I illustrate IBM’s rapid decline by first showing a Fortune cover from 1985 about America’s most admired corporation based on Fortune’s yearly survey of company reputations. IBM was then at the very top. But, by the early 1990s, the picture had drastically changed. This is graphically shown in a Fortune cover and article from May 3, 1993: “Dinosaurs? They were a trio of the biggest, most fearsome companies on earth. Here's how earnest executives managed them into historic decline.” The hapless dinosaurs were IBM, Sears and . . . General Motors.

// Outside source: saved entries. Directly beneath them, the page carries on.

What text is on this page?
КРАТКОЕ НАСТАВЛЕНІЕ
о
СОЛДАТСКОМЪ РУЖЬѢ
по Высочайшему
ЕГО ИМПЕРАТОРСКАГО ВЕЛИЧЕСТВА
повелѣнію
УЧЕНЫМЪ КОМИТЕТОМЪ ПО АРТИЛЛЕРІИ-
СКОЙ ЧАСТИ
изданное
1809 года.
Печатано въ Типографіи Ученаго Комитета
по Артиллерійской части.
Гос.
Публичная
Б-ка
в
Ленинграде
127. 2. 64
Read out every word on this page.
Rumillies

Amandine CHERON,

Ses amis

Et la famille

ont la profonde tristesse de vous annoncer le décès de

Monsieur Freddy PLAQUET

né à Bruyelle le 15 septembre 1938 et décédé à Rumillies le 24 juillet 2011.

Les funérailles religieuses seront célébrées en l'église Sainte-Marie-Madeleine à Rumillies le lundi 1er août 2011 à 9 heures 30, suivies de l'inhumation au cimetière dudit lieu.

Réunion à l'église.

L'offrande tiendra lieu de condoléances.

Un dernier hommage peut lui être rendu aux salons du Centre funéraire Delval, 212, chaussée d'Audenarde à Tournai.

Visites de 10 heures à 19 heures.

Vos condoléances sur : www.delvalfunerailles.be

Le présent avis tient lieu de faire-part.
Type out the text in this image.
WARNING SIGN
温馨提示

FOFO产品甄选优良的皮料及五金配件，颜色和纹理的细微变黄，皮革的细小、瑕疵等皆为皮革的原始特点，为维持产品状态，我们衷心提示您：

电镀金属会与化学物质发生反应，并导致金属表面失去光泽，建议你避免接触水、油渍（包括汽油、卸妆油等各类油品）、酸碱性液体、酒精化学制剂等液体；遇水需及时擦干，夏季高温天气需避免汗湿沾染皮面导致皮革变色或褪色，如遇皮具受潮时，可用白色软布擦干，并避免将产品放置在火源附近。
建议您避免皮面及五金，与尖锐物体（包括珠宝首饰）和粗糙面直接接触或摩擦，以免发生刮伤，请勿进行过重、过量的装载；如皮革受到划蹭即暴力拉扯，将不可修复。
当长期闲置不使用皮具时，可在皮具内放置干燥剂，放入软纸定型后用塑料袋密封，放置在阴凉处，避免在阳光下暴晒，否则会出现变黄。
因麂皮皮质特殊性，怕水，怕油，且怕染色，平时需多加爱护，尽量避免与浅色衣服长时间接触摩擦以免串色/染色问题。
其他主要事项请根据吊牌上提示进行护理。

I was reminded of this 1993 article when reading about GM’s declaration of bankruptcy on June 1. Luckily for IBM, after hitting bottom the company took the necessary actions and was able to successfully reinvent itself. Not only was IBM able to survive, but it once more attained a leadership position in the IT industry. The experience was very painful, even humiliating for those of us who went through it. But at least it was relatively short and was followed a few years later by a very sweet redemption, including this 1999 Fortune article IBM: From Big Blue Dinosaur To E-Business Animal.